É o que presenciei que na Zona Leste, acontece! Adolescentes Imediatistas, alto impulso de morte expresso em sexualidade exacerbada e agressividade tanto direcionada para os outros ou para si mesmo: a auto mutilação, para no concreto físico aliviar a dor emocional, num rastro em lâmina de apontador! Para apontar o quê? A família, primeira pequena sociedade, que estabelece os limites para a convivência na grande sociedade, está sem identidade, sem demarcação própria, desconhece qual o papel social que cada um de nós exerce na família nuclear. Assim, a Criança vivendo e sobre- vivendo no formato de Grande Família - que não é o programa de TV que retrata uma família de papéis estabelecidos- mas Sim, o formato num terreno abrigar gerações diferentes, formato de habitação na Zona Leste de São Paulo. Assim, a Criança Pobre ou a Pobre Criança, como preferir, numa sessão de família na clínica psicológica, pede seis cadeiras pra receber os seus pais? Como assim questionei porém deixei a pergunta pra mim e silenciosa esperei a resposta... Primeiro senta a Avó que tirou o papel de Mãe da sua filha, impedindo essa mulher de exercer seu papel, por se qualificar mais merecedora que a filha por aquela criança que na realidade por mais que ela quisesse, não é sua filha, e sim sua neta! Assim, a mãe que a pariu, perde sua maternidade frente aquele sistema familiar doentio. E passa a ser a irmã mais velha de seu filho, a comportando como rebelde, querendo disputar a atenção de sua mãe, começa a se comportar com eterna adolescente, bebendo se drogando nas baladas da Vida. Numa cadeira reservada era pro Tio. O Tio Pai porque a irmã era rebelde sem responsabilidades, e joga a Criança pra ao invés do homem que a concebeu pro Tio ser o Pai. Aí a dinâmica fica um casal: Avó e Filho. E esse filho será destinado a ser pai de seus sobrinhos e não ter família própria por ser casado com essa mãe castradora! Socorro, como uma criança pode introjetar uma dinâmica familiar dessas? Sendo que nem eu, com anos de estudo, consegui entender ou aceitar isso? Bem, aí a Criança cresce e é o adolescente Perverso, que como não tem demarcação de sua identidade e papel social externo como pode ter limites internos?

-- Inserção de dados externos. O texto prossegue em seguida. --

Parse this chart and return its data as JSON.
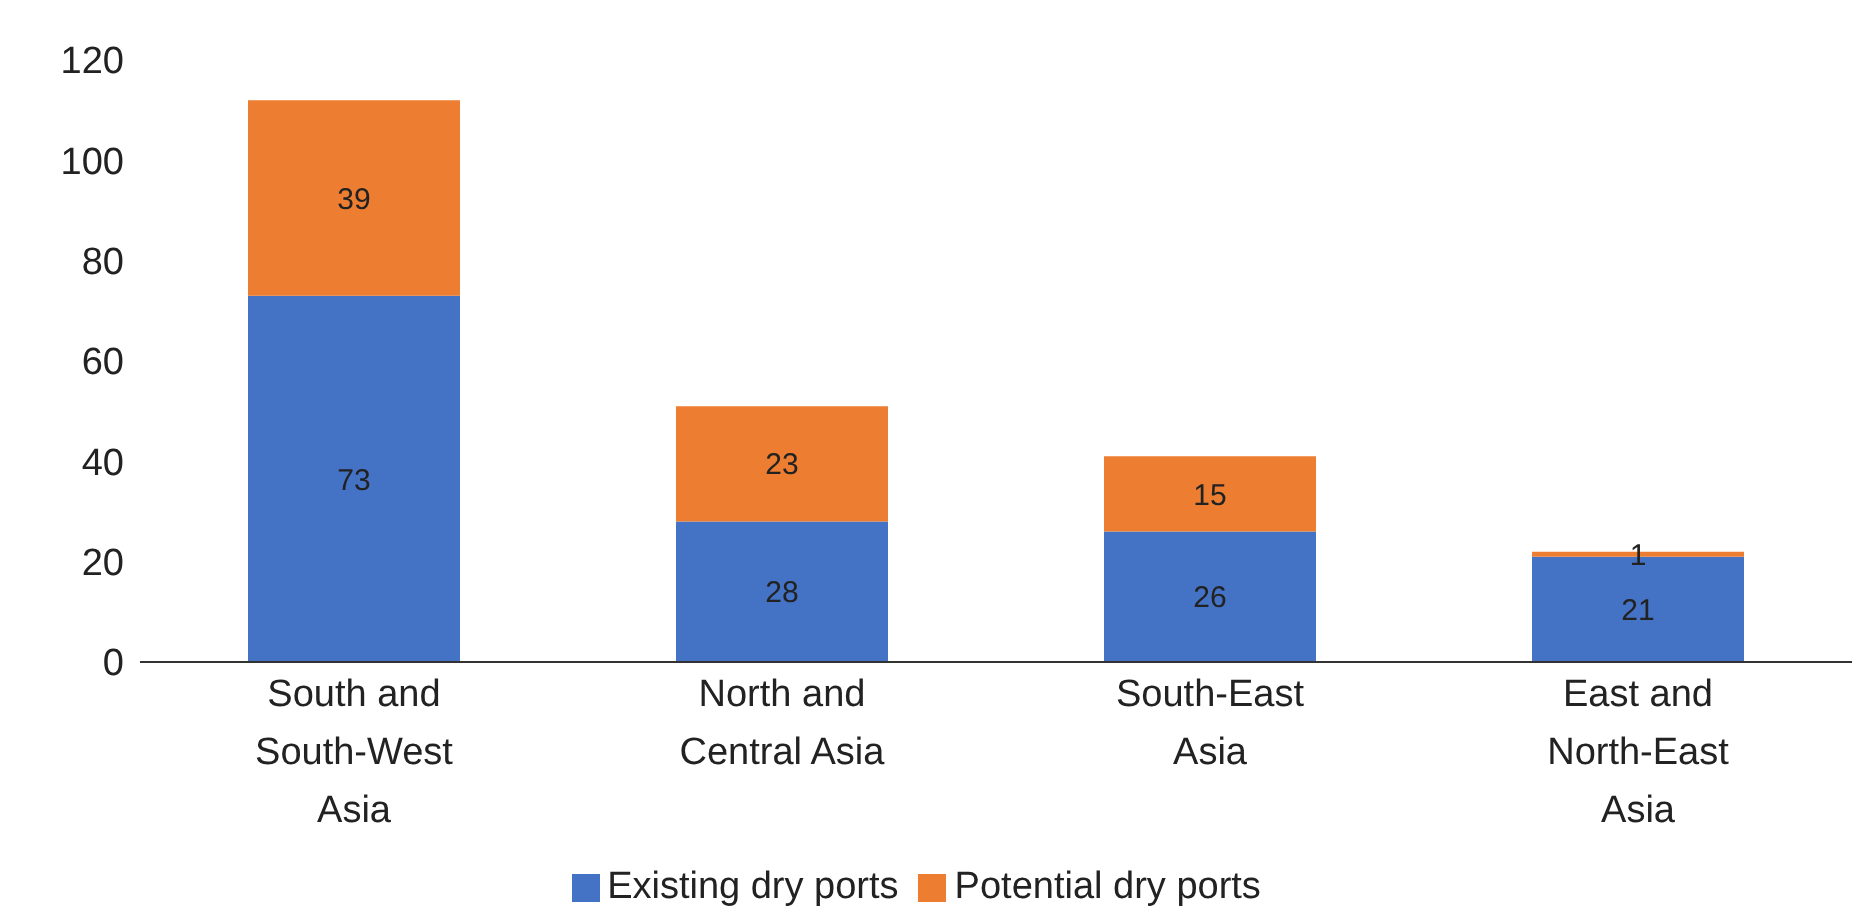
{
  "chart_data": {
    "type": "bar",
    "stacked": true,
    "categories": [
      "South and South-West Asia",
      "North and Central Asia",
      "South-East Asia",
      "East and North-East Asia"
    ],
    "series": [
      {
        "name": "Existing dry ports",
        "color": "#4472c4",
        "values": [
          73,
          28,
          26,
          21
        ]
      },
      {
        "name": "Potential dry ports",
        "color": "#ed7d31",
        "values": [
          39,
          23,
          15,
          1
        ]
      }
    ],
    "ylim": [
      0,
      120
    ],
    "yticks": [
      0,
      20,
      40,
      60,
      80,
      100,
      120
    ],
    "data_labels": true,
    "legend": "bottom"
  }
}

Assim, inocentemente, fui me oferecer como Professora de Teatro que sou, a fazer Arte Terapia com todos esses Jovens de Itaquá que atendia na clínica psicológica, pois vi a necessidade dessa população de ter um espaço para sonhar com sua vida futura. Qual foi minha surpresa da dificuldade ou incapacidade de sonhar de alguns de meus alunos, pois sem conseguir chegar ao pensamento simbólico, abstrato, atingia apenas o concreto. Assim, nos meus planos de aula, comecei a adequar a necessidade de cada um, levava cartas concretas que pudessem sugerir à criação imaginativa do Ser. No Brasil, só se muda uma fechadura, quando o bandido rouba a casa! Esse é o pensamento arraigado de apenas fazer os re-mendos com o que sobrou de algo. Percebendo, a necessidade de um trabalho preventivo com esses adolescentes, que atendia de manhã na Mais Saúde e à tarde na Secretaria de Cultura, quis um horário na agenda da Secretária de Ação Social, para propor o meu projeto "Os Alquimistas do Agora" para prevenir dependência química e outros conflitos de identidade nesses jovens. Qual foi minha surpresa que ao invés de ouvir um SIM, da esposa do prefeito Mamoru. Ouvi, da Mulher que tinha a possibilidade de mudar a cultura local em suas mãos: "Porque prevenir se já temos esse problema, Doutora?" Espero que acordem, enquanto ainda há tempo. Ao saber, sobre o massacre da Escola Pública, pensei e senti de coração se fosse em Itaquaquecetuba. Eu conheceria cada um dos jovens que morreram e que se mataram, também...
Eu morei lá...

Carla Ramos é psicóloga e escritora.